Risk seeking for losses modulates the functional connectivity of the default mode and left frontoparietal networks in young males.

Value-based decision making (VBDM) is a principle that states that humans and other species adapt their behavior according to the dynamic subjective values of the chosen or unchosen options. The neural bases of this process have been extensively investigated using task-based fMRI and lesion studies. However, the growing field of resting-state functional connectivity (RSFC) may shed light on the organization and function of brain connections across different decision-making domains. With this aim, we used independent component analysis to study the brain network dynamics in a large cohort of young males (N = 145) and the relationship of these dynamics with VBDM. Participants completed a battery of behavioral tests that evaluated delay aversion, risk seeking for losses, risk aversion for gains, and loss aversion, followed by an RSFC scan session.

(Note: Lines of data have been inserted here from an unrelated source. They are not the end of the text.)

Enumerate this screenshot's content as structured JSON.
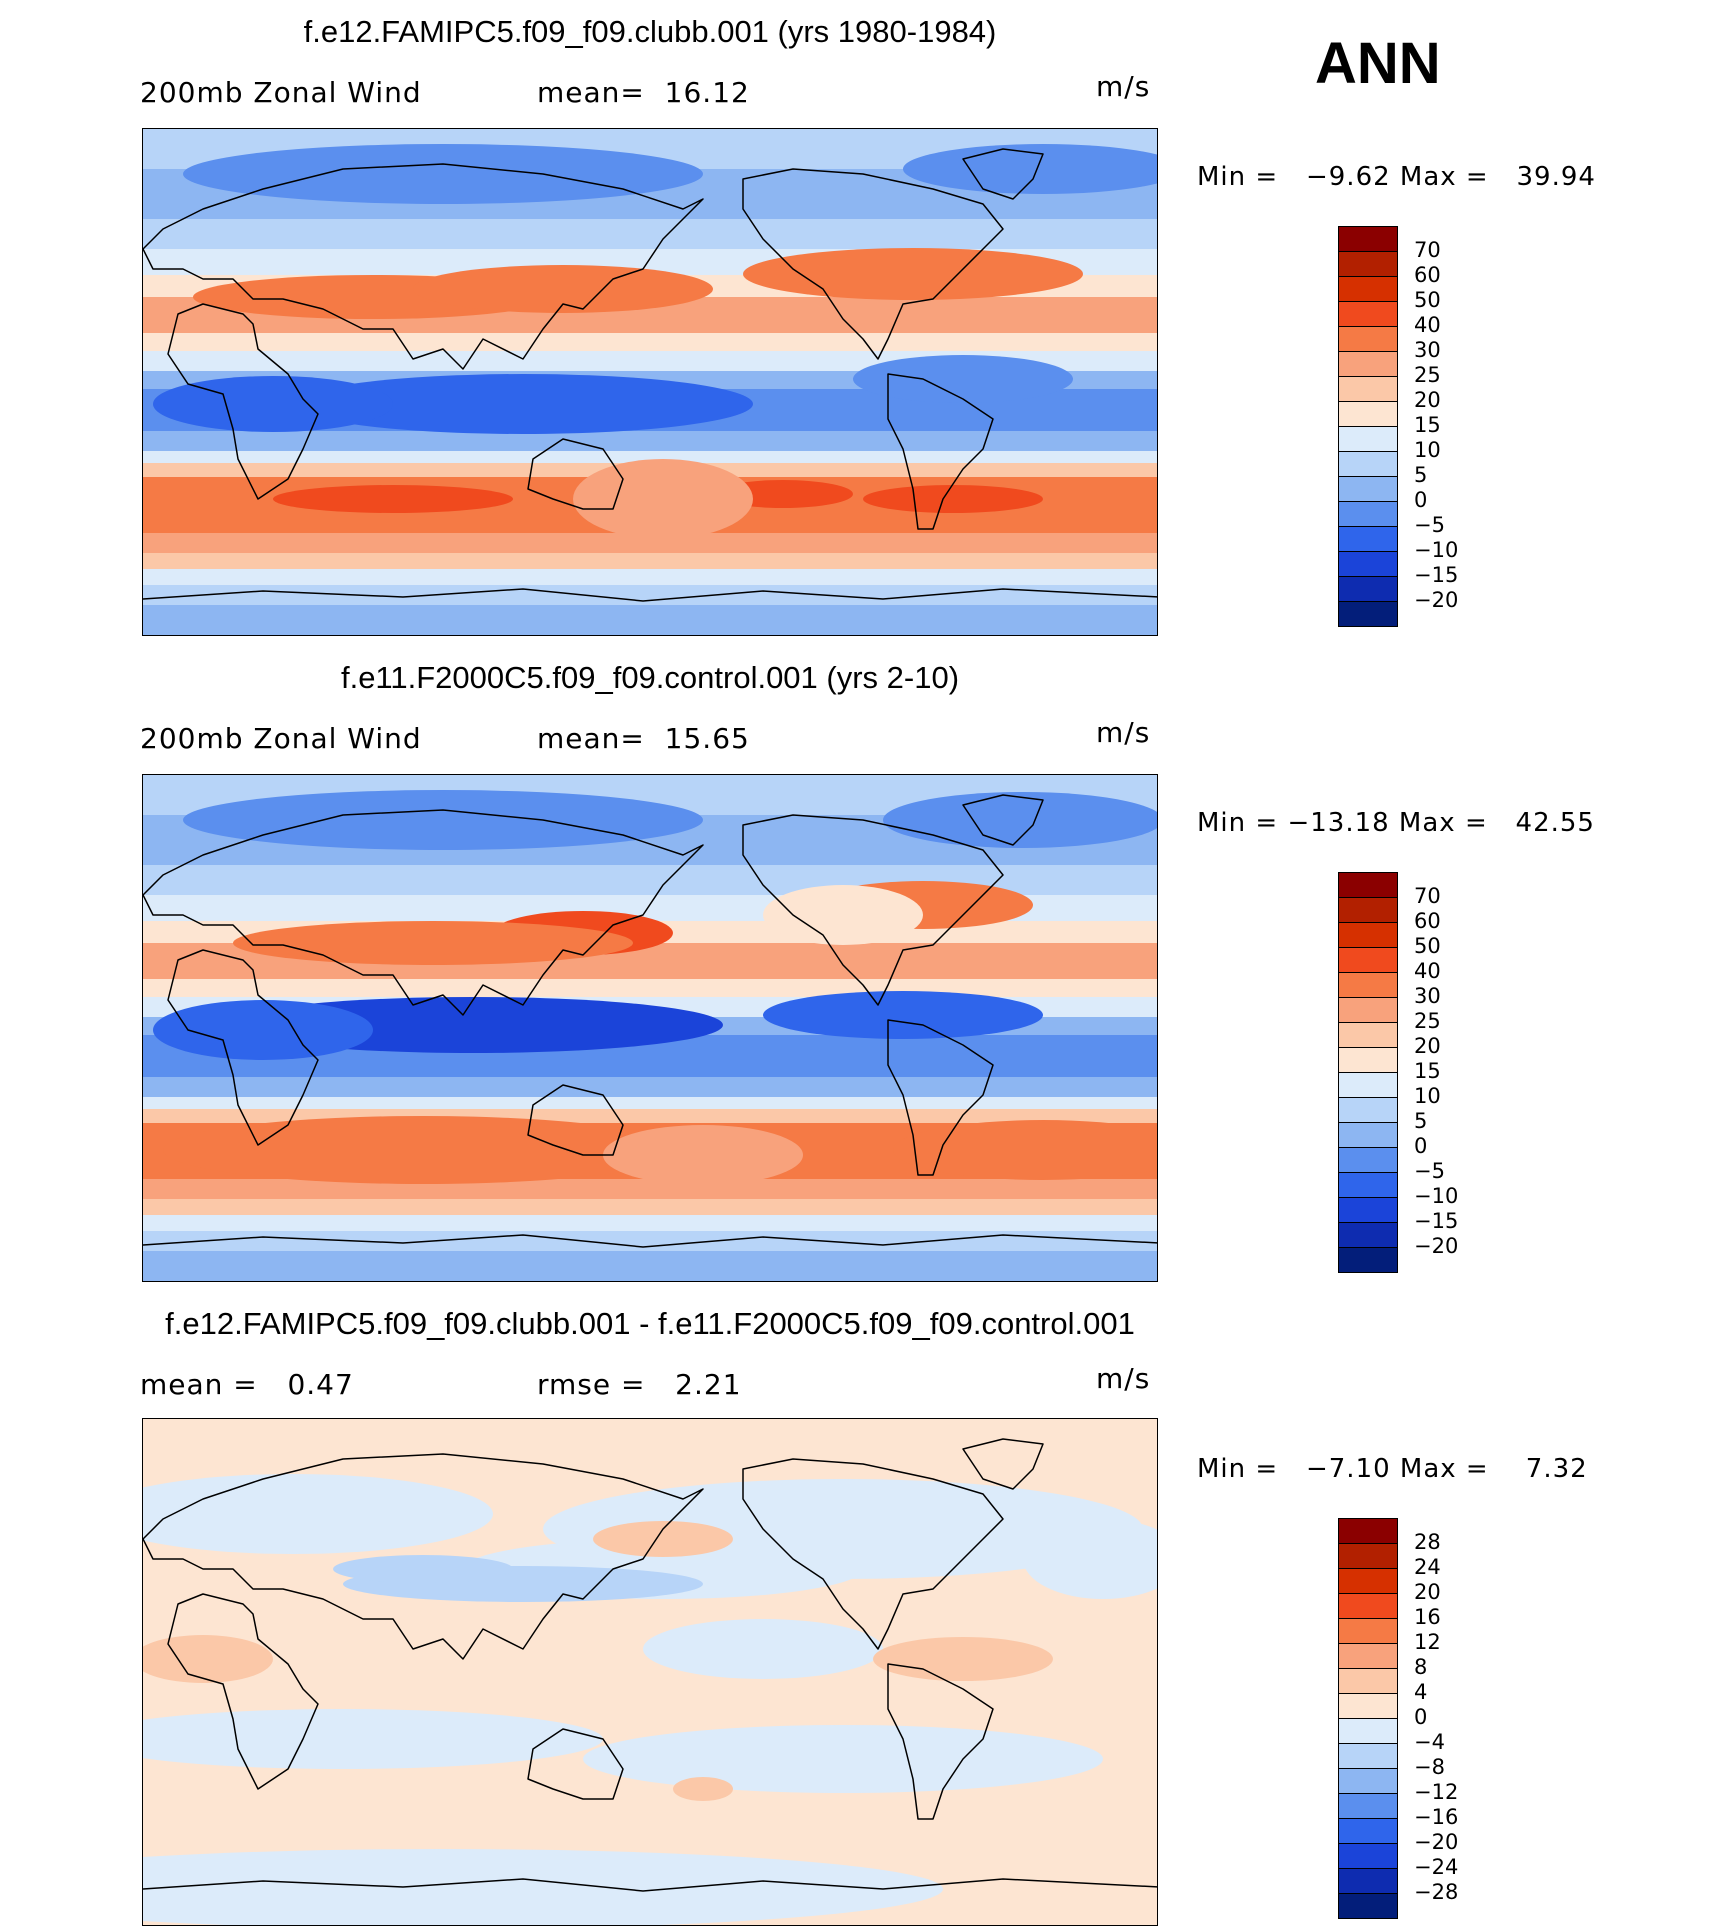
{
  "season": "ANN",
  "panels": [
    {
      "title": "f.e12.FAMIPC5.f09_f09.clubb.001 (yrs 1980-1984)",
      "left_label": "200mb Zonal Wind",
      "mid_label": "mean=  16.12",
      "units": "m/s",
      "minmax": "Min =   −9.62 Max =   39.94",
      "levels": [
        "70",
        "60",
        "50",
        "40",
        "30",
        "25",
        "20",
        "15",
        "10",
        "5",
        "0",
        "−5",
        "−10",
        "−15",
        "−20"
      ],
      "colors": [
        "#8b0000",
        "#b22000",
        "#d63000",
        "#f04a1e",
        "#f57a45",
        "#f8a27c",
        "#fbc8a8",
        "#fde5d2",
        "#dcebfa",
        "#b7d4f8",
        "#8db6f2",
        "#5b8fee",
        "#2f65eb",
        "#1b44d9",
        "#0e2cb0",
        "#031e7a"
      ]
    },
    {
      "title": "f.e11.F2000C5.f09_f09.control.001 (yrs 2-10)",
      "left_label": "200mb Zonal Wind",
      "mid_label": "mean=  15.65",
      "units": "m/s",
      "minmax": "Min = −13.18 Max =   42.55",
      "levels": [
        "70",
        "60",
        "50",
        "40",
        "30",
        "25",
        "20",
        "15",
        "10",
        "5",
        "0",
        "−5",
        "−10",
        "−15",
        "−20"
      ],
      "colors": [
        "#8b0000",
        "#b22000",
        "#d63000",
        "#f04a1e",
        "#f57a45",
        "#f8a27c",
        "#fbc8a8",
        "#fde5d2",
        "#dcebfa",
        "#b7d4f8",
        "#8db6f2",
        "#5b8fee",
        "#2f65eb",
        "#1b44d9",
        "#0e2cb0",
        "#031e7a"
      ]
    },
    {
      "title": "f.e12.FAMIPC5.f09_f09.clubb.001 - f.e11.F2000C5.f09_f09.control.001",
      "left_label": "mean =   0.47",
      "mid_label": "rmse =   2.21",
      "units": "m/s",
      "minmax": "Min =   −7.10 Max =    7.32",
      "levels": [
        "28",
        "24",
        "20",
        "16",
        "12",
        "8",
        "4",
        "0",
        "−4",
        "−8",
        "−12",
        "−16",
        "−20",
        "−24",
        "−28"
      ],
      "colors": [
        "#8b0000",
        "#b22000",
        "#d63000",
        "#f04a1e",
        "#f57a45",
        "#f8a27c",
        "#fbc8a8",
        "#fde5d2",
        "#dcebfa",
        "#b7d4f8",
        "#8db6f2",
        "#5b8fee",
        "#2f65eb",
        "#1b44d9",
        "#0e2cb0",
        "#031e7a"
      ]
    }
  ]
}
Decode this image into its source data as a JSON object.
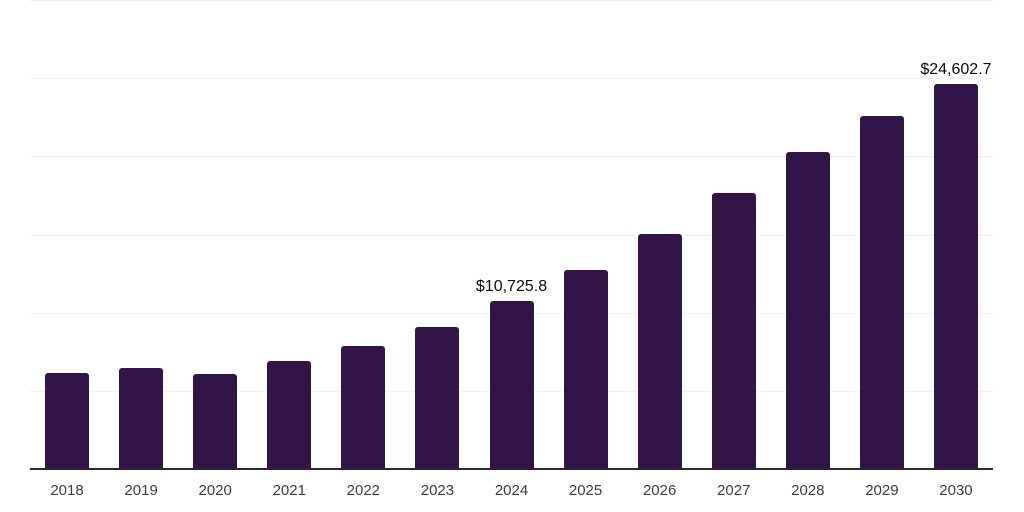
{
  "chart_data": {
    "type": "bar",
    "title": "",
    "xlabel": "",
    "ylabel": "",
    "categories": [
      "2018",
      "2019",
      "2020",
      "2021",
      "2022",
      "2023",
      "2024",
      "2025",
      "2026",
      "2027",
      "2028",
      "2029",
      "2030"
    ],
    "values": [
      6150,
      6470,
      6080,
      6890,
      7860,
      9080,
      10725.8,
      12720,
      15030,
      17650,
      20280,
      22600,
      24602.7
    ],
    "data_labels": {
      "2024": "$10,725.8",
      "2030": "$24,602.7"
    },
    "ylim": [
      0,
      30000
    ],
    "gridlines": [
      5000,
      10000,
      15000,
      20000,
      25000,
      30000
    ],
    "grid": "horizontal-only",
    "legend_position": "none",
    "y_axis_tick_labels_visible": false,
    "colors": {
      "bar": "#321547",
      "gridline": "#f0f0f0",
      "axis_line": "#2b2b2b",
      "x_tick_label": "#3c3c3c",
      "data_label": "#0a0a0a",
      "background": "#ffffff"
    }
  }
}
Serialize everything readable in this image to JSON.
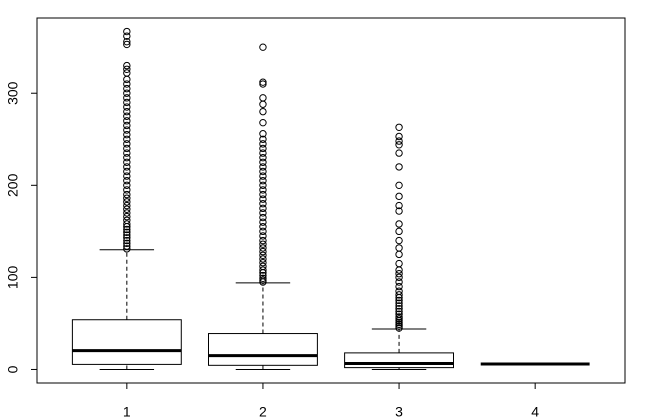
{
  "chart_data": {
    "type": "boxplot",
    "categories": [
      "1",
      "2",
      "3",
      "4"
    ],
    "boxes": [
      {
        "whisker_low": 0,
        "q1": 5.5,
        "median": 20.5,
        "q3": 54,
        "whisker_high": 130,
        "outliers": [
          131,
          134,
          137,
          140,
          143,
          146,
          149,
          152,
          155,
          158,
          162,
          166,
          170,
          174,
          178,
          182,
          186,
          190,
          195,
          200,
          205,
          210,
          215,
          220,
          225,
          230,
          235,
          240,
          245,
          250,
          255,
          260,
          265,
          270,
          275,
          280,
          285,
          290,
          295,
          300,
          305,
          310,
          315,
          322,
          326,
          330,
          353,
          356,
          362,
          367
        ]
      },
      {
        "whisker_low": 0,
        "q1": 4.5,
        "median": 15,
        "q3": 39,
        "whisker_high": 94,
        "outliers": [
          95,
          97,
          99,
          102,
          105,
          108,
          112,
          116,
          120,
          124,
          128,
          132,
          136,
          140,
          145,
          150,
          155,
          160,
          165,
          170,
          175,
          180,
          185,
          190,
          195,
          200,
          205,
          210,
          215,
          220,
          225,
          230,
          235,
          240,
          245,
          250,
          256,
          268,
          280,
          288,
          295,
          310,
          312,
          350
        ]
      },
      {
        "whisker_low": 0,
        "q1": 2,
        "median": 6.5,
        "q3": 18,
        "whisker_high": 44,
        "outliers": [
          45,
          47,
          49,
          51,
          53,
          55,
          57,
          60,
          63,
          66,
          69,
          72,
          75,
          78,
          81,
          85,
          90,
          95,
          100,
          104,
          108,
          115,
          125,
          132,
          140,
          150,
          158,
          172,
          178,
          188,
          200,
          220,
          235,
          244,
          248,
          253,
          263
        ]
      },
      {
        "whisker_low": 6,
        "q1": 6,
        "median": 6,
        "q3": 6,
        "whisker_high": 6,
        "outliers": []
      }
    ],
    "xlim": [
      0.34,
      4.66
    ],
    "xticks": [
      1,
      2,
      3,
      4
    ],
    "ylim": [
      -14.7,
      381.7
    ],
    "yticks": [
      0,
      100,
      200,
      300
    ],
    "color": "#000000"
  }
}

We identified a set of large-scale brain networks and conducted our analysis only on the default mode network (DMN) and networks comprising cognitive control, appetitive-driven, and reward-processing regions. Higher risk seeking for losses was associated with increased connectivity between medial temporal regions, frontal regions, and the DMN. Higher risk seeking for losses was also associated with increased coupling between the left frontoparietal network and occipital cortices. These associations illustrate the participation of brain regions involved in prospective thinking, affective decision making, and visual processing in participants who are greater risk-seekers, and they demonstrate the sensitivity of RSFC to detect brain connectivity differences associated with distinct VBDM parameters.